A few weeks ago, in a laboratory at Shanghai Jiao Tong University, something happened that redefines the boundaries of life itself. Researchers successfully created a healthy, fertile male mouse using only male DNA. No maternal contribution. No egg. Just two sperm cells and a bold leap into the biological unknown.
This wasn't luck. Using CRISPR-based gene-editing tools, they reprogrammed seven key imprinting regions and implanted over 250 embryos.
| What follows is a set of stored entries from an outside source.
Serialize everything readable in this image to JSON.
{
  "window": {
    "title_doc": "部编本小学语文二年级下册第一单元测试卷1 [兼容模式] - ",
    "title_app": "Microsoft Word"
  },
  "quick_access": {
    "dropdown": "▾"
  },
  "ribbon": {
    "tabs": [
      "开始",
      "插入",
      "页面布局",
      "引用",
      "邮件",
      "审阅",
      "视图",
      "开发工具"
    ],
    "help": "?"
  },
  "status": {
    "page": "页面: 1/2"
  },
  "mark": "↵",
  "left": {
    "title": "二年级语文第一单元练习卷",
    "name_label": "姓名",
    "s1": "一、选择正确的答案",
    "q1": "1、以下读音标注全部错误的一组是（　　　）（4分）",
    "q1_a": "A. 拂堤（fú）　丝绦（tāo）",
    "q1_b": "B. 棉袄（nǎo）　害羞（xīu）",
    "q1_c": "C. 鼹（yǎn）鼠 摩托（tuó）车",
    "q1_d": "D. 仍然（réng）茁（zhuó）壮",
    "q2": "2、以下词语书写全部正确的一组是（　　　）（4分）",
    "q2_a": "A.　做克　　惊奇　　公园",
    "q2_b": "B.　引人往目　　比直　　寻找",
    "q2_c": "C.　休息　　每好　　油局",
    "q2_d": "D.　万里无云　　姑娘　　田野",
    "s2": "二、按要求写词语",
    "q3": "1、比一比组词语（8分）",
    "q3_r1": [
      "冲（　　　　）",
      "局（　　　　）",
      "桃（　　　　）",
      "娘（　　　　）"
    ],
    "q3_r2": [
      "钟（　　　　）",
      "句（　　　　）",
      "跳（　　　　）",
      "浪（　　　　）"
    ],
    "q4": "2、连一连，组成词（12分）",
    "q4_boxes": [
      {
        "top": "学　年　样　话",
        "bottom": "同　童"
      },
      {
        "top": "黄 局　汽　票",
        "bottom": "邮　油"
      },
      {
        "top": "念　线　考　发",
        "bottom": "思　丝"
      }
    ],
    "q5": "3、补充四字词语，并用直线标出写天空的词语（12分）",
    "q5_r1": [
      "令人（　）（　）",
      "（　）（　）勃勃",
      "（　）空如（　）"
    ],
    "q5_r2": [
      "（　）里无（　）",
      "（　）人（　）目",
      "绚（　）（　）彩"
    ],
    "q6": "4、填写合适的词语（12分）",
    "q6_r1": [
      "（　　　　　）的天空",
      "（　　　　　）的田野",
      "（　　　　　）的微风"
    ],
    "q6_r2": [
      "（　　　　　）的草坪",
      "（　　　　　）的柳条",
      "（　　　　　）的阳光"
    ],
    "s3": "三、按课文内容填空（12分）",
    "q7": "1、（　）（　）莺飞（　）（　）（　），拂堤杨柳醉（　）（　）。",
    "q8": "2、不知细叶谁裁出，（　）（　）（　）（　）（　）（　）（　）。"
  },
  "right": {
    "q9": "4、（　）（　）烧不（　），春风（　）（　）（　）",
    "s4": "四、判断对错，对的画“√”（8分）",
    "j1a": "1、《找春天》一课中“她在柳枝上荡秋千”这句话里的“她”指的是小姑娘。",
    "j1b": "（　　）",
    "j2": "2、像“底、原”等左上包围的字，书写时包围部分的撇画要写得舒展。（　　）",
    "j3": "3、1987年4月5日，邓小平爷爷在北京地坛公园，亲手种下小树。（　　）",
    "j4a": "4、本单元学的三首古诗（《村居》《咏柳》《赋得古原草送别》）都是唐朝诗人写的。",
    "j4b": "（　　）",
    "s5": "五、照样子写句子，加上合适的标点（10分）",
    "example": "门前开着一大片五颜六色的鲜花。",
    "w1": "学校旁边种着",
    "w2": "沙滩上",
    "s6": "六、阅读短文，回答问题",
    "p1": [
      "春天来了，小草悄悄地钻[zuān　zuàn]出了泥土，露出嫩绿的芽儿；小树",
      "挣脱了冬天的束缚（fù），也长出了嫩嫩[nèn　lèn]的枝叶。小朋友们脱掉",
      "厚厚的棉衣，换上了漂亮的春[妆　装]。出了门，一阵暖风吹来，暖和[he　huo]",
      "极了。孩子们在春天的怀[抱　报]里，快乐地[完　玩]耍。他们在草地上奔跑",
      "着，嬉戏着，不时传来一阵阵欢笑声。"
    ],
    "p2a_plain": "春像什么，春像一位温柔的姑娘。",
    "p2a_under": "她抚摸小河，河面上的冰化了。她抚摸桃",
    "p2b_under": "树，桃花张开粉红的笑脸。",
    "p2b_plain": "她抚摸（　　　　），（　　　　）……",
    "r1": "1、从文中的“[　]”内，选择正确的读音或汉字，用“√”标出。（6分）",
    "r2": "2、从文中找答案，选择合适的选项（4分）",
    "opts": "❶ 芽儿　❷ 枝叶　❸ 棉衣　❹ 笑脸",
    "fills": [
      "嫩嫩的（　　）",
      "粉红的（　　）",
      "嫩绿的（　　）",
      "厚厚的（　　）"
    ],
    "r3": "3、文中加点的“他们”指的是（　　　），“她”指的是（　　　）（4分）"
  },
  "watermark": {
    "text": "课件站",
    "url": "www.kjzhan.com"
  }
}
Only two survived, both male. The first grew normally and even fathered offspring of his own. The second confirmed the breakthrough, following the same successful path.
This is the first time that viable, fertile mammals were created from two male parents without altering their DNA sequence, only by modifying how that DNA was read. This wasn’t just another CRISPR milestone. It was a rewrite of the rules of mammalian reproduction.
But let's pause here.
If scientists can create a living mouse without maternal DNA, what happens when we inevitably apply these techniques to humans? If we can create life outside the womb, in a dish, from genetic material that nature never intended to combine... is that life still "human"? And if so, what exactly do we mean by "human"?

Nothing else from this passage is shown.